第5話





 オキゴンドウの体重は1トン以上にもなる。そんな生き物に引きずり込まれて、抵抗できるわけがなかった。



 この異世界に来てもう何度死にかけたのか分からないが、今回ばかりはもう駄目かもしれない。




 無我夢中で、眼の前にある突起物を掴んだ時、まるで頭の中に吸い込まれてくるように一つの記憶がフラッシュバックした。

 記憶と、現実が重なるような、不思議な感覚を味わった。



 俺が船から捨てられて海を漂っていたとき、大嵐に襲われて船から投げ出された。その時も、今と同じことがあった。

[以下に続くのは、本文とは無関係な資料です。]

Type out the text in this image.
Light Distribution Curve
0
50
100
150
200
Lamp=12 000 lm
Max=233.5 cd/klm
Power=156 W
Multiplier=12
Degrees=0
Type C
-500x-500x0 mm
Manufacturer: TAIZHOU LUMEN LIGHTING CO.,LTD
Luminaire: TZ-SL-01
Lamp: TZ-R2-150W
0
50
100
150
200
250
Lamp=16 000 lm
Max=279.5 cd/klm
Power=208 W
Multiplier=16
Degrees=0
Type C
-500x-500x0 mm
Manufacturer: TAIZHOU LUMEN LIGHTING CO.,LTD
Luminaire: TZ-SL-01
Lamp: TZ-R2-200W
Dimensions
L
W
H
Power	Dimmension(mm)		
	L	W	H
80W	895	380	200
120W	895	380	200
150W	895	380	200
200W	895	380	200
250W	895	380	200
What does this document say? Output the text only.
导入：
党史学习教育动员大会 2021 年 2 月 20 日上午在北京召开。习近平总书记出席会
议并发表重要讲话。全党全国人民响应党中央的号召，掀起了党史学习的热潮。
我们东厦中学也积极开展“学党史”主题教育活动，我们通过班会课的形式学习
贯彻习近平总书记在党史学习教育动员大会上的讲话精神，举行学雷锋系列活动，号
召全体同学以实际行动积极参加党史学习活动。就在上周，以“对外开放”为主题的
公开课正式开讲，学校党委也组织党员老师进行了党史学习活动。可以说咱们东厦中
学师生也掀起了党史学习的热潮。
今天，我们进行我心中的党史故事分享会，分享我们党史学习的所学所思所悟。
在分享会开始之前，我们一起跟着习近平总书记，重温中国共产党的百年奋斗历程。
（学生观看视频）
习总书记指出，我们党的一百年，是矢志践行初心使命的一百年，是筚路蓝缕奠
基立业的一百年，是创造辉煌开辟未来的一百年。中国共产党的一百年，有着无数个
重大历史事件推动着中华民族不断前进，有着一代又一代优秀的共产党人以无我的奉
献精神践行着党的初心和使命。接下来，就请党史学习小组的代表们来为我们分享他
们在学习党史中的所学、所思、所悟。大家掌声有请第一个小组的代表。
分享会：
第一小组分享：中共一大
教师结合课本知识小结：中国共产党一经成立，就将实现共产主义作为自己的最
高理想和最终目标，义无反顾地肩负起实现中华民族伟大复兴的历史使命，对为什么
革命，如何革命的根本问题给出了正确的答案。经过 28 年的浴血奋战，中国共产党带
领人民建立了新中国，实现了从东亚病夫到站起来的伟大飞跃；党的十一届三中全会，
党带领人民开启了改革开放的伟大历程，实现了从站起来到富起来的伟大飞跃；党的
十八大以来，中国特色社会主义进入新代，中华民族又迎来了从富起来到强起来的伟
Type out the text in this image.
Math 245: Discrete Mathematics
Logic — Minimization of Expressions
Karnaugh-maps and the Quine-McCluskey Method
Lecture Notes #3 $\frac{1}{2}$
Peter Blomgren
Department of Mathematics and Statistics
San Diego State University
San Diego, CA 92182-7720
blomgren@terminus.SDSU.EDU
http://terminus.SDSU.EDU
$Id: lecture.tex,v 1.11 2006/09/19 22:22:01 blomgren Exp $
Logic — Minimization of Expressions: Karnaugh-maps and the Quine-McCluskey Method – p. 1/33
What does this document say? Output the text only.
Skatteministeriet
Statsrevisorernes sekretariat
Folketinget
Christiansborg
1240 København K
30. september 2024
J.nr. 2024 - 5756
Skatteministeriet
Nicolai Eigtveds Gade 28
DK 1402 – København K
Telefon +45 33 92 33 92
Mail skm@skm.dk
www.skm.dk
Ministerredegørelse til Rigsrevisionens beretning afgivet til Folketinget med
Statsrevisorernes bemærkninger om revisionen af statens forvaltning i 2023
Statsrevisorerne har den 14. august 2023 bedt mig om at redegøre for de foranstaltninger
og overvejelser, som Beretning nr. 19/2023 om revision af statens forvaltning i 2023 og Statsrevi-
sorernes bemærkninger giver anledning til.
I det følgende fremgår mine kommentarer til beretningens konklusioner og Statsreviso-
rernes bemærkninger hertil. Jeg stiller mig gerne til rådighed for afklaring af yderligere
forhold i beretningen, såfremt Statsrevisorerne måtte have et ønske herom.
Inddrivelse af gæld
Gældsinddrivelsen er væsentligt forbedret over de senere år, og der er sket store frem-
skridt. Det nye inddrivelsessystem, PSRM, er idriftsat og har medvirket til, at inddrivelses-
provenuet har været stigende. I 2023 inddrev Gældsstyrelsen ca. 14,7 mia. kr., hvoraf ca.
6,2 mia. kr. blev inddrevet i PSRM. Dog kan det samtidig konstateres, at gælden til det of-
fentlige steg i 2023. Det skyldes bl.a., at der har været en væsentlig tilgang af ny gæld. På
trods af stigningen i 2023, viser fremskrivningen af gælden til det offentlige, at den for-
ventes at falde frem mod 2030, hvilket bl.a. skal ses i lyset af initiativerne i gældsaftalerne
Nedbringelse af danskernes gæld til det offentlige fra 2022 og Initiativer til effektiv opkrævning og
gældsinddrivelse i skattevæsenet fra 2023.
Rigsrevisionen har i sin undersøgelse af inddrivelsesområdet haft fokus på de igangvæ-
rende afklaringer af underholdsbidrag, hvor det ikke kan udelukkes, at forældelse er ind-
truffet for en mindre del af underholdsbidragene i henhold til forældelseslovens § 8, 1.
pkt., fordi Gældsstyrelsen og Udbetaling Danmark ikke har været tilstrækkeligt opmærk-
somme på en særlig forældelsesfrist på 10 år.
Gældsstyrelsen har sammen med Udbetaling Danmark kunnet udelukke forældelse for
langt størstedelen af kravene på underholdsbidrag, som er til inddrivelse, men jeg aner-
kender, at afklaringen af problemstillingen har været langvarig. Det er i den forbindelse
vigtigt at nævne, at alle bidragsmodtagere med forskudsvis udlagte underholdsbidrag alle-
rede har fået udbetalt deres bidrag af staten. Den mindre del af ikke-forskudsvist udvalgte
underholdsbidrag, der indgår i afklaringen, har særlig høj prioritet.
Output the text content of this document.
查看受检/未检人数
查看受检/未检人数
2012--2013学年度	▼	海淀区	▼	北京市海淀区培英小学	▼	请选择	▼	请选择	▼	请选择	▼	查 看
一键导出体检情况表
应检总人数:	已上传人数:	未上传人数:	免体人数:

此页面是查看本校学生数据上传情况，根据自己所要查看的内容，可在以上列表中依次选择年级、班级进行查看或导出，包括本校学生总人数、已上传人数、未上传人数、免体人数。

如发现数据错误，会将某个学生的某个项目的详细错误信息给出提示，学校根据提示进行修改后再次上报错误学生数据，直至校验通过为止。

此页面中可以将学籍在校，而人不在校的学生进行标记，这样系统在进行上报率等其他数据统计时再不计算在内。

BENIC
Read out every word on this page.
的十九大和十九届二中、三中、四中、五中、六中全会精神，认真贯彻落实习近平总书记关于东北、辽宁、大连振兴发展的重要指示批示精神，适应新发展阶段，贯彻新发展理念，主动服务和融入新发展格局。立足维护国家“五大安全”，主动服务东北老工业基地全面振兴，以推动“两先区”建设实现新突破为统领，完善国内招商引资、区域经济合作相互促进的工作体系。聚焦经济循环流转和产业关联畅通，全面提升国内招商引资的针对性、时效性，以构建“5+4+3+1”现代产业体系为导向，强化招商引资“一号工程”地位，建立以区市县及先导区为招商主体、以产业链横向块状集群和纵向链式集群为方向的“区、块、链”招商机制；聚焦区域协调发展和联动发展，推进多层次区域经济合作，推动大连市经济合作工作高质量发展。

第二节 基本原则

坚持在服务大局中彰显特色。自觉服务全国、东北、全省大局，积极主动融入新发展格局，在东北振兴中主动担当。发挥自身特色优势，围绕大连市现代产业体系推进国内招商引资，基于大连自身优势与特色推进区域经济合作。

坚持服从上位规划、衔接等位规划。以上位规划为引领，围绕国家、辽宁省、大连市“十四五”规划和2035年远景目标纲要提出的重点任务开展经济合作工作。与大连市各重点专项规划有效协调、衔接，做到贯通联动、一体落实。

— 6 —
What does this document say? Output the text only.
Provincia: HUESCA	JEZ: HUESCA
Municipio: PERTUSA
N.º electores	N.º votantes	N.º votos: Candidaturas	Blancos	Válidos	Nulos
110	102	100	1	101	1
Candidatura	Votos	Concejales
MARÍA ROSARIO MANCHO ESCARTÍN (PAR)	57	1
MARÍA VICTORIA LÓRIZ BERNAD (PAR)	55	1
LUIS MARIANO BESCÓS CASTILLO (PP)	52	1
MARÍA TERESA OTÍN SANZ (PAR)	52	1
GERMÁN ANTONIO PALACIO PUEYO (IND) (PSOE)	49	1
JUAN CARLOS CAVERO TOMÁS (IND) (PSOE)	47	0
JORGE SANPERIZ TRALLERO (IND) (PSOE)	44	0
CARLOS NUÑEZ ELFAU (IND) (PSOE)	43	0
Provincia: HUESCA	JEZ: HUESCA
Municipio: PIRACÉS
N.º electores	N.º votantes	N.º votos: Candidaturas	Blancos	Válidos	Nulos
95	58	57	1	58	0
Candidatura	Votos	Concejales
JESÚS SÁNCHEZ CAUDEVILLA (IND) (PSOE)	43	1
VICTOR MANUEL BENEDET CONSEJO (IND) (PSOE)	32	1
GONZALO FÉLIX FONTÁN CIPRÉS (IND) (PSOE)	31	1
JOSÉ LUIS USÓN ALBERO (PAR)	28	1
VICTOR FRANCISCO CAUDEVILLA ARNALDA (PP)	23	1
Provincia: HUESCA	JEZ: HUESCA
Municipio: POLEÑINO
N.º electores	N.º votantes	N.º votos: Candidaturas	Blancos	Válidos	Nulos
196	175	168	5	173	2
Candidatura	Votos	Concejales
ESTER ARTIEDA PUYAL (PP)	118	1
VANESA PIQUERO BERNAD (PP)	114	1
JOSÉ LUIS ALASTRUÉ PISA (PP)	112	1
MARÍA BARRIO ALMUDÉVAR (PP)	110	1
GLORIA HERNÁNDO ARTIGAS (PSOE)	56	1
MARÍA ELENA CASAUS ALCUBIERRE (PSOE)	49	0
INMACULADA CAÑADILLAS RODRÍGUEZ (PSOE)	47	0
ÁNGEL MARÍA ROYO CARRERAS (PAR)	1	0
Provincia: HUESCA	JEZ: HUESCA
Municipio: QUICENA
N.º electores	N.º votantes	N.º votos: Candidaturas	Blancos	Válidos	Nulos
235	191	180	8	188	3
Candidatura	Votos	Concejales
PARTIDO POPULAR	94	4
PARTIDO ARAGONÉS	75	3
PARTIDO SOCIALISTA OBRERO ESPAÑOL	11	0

 この柔らかな何かが、俺をこの島まで運んでくれたのだ。



 俺の顔が海中から出た時、俺を乗せた黒い塊が、波を切って進んでいるのが分かった。オキゴンドウだ。



「(オキ)ゴン(ドウ)、お前だったのか……」



 俺は目頭が熱くなるのを感じた。決して海水が染みて涙が出ているわけではない。



 しかしイルカに乗って海を渡っていく感覚は奇妙だった。まるで現実感がない。



 必死に背びれにしがみついていると、視界が開けた。白い砂浜が見えた。見覚えのある、最初に流れ着いた浜だった。



 こいつ、俺の拠点の場所を把握してる。めちゃくちゃ頭が良い。もしかしたら人間に飼育されていたのかもしれない。




 そして一度ならずも二度までも、こいつは俺の命を救ってくれたのだ。



 オキゴンドウは砂浜の近くで俺を下ろすと、一度甲高い声で鳴いて、沖の方に泳ぎ去っていった。



「ありがとう! ありがとう!」



 俺は何度も言って、手を振った。オキゴンドウは応えるように、大きく水面からジャンプした。